Soft Liars — They lie because they don’t want to hurt others. They take the refuge of statements which leave out a significant part of the truth. When a husband beats his wife and gives her a black eye, she tells the worried children that she fell and got hurt. She does so as she is protecting her husband from the hateful feelings of her children. Soft liars also lie by omission, withholding information which can cause distress. But this too amounts to lying.

So should we or shouldn’t we lie? Is lying acceptable? Present-day psychologists advise, "Total honesty is desirable when dealing with someone who is operating from a position of goodwill and concern, but not with one who could turn vengeful and mean. Also that when a white lie can help avoid hurt feelings or save a loved one from trouble, it stands on a higher pedestal than the plain simple truth."

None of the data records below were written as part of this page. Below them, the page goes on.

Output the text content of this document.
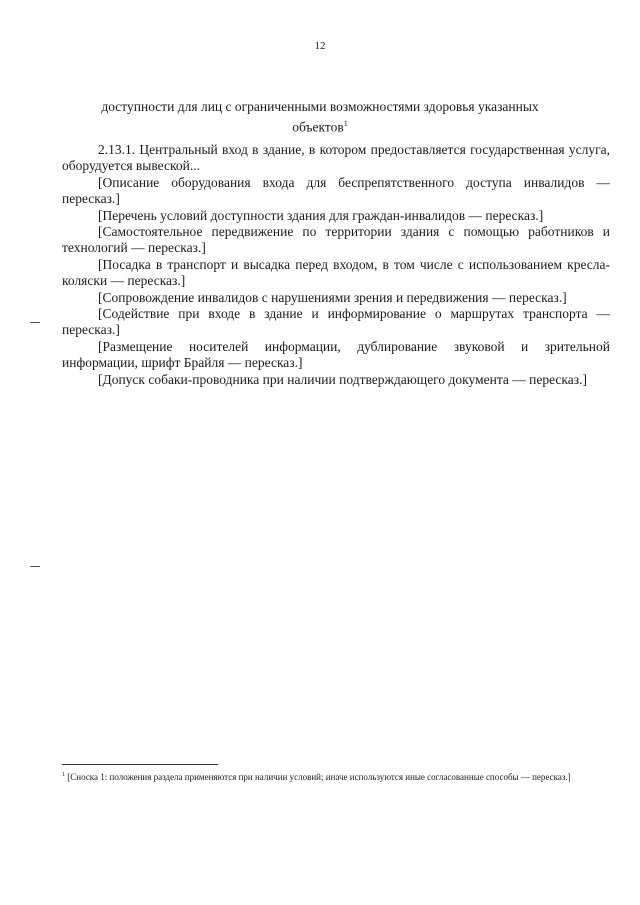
12
доступности для лиц с ограниченными возможностями здоровья указанных объектов$^1$

2.13.1. Центральный вход в здание, в котором предоставляется государственная услуга, оборудуется вывеской...

[Описание оборудования входа для беспрепятственного доступа инвалидов — пересказ.]

[Перечень условий доступности здания для граждан-инвалидов — пересказ.]

[Самостоятельное передвижение по территории здания с помощью работников и технологий — пересказ.]

[Посадка в транспорт и высадка перед входом, в том числе с использованием кресла-коляски — пересказ.]

[Сопровождение инвалидов с нарушениями зрения и передвижения — пересказ.]

[Содействие при входе в здание и информирование о маршрутах транспорта — пересказ.]

[Размещение носителей информации, дублирование звуковой и зрительной информации, шрифт Брайля — пересказ.]

[Допуск собаки-проводника при наличии подтверждающего документа — пересказ.]

$^1$ [Сноска 1: положения раздела применяются при наличии условий; иначе используются иные согласованные способы — пересказ.]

But wise men of yore and the Upanishads contend, "Satyameva jayate nanrtam, satyena pantha vitato devayanah" (Truth alone triumphs, not untruth, the path to the highest excellence is spread out through truth only). They feel that man has to travel not from error to truth but from truth to truth, from truth that is lower to truth that is higher. Untruths may come and go but it is truth that remains. Truth is the aim of Vedanta, science, creation and life itself. In the present day context, it would be best to talk things over, confront the issues which make one resort to lying. Even if one has gone way ahead in the game of untruths one can do a U-turn and reverse back to a life of normalcy and peace.

Liars know the agony of living under the shadow of being found out, of letting down and losing the people they love. The truth however difficult and risky must be told. If the relationship cannot withstand it, it was perhaps not solid enough. More often than not, people forgive if one’s apology is serious and one resolves not to repeat it again.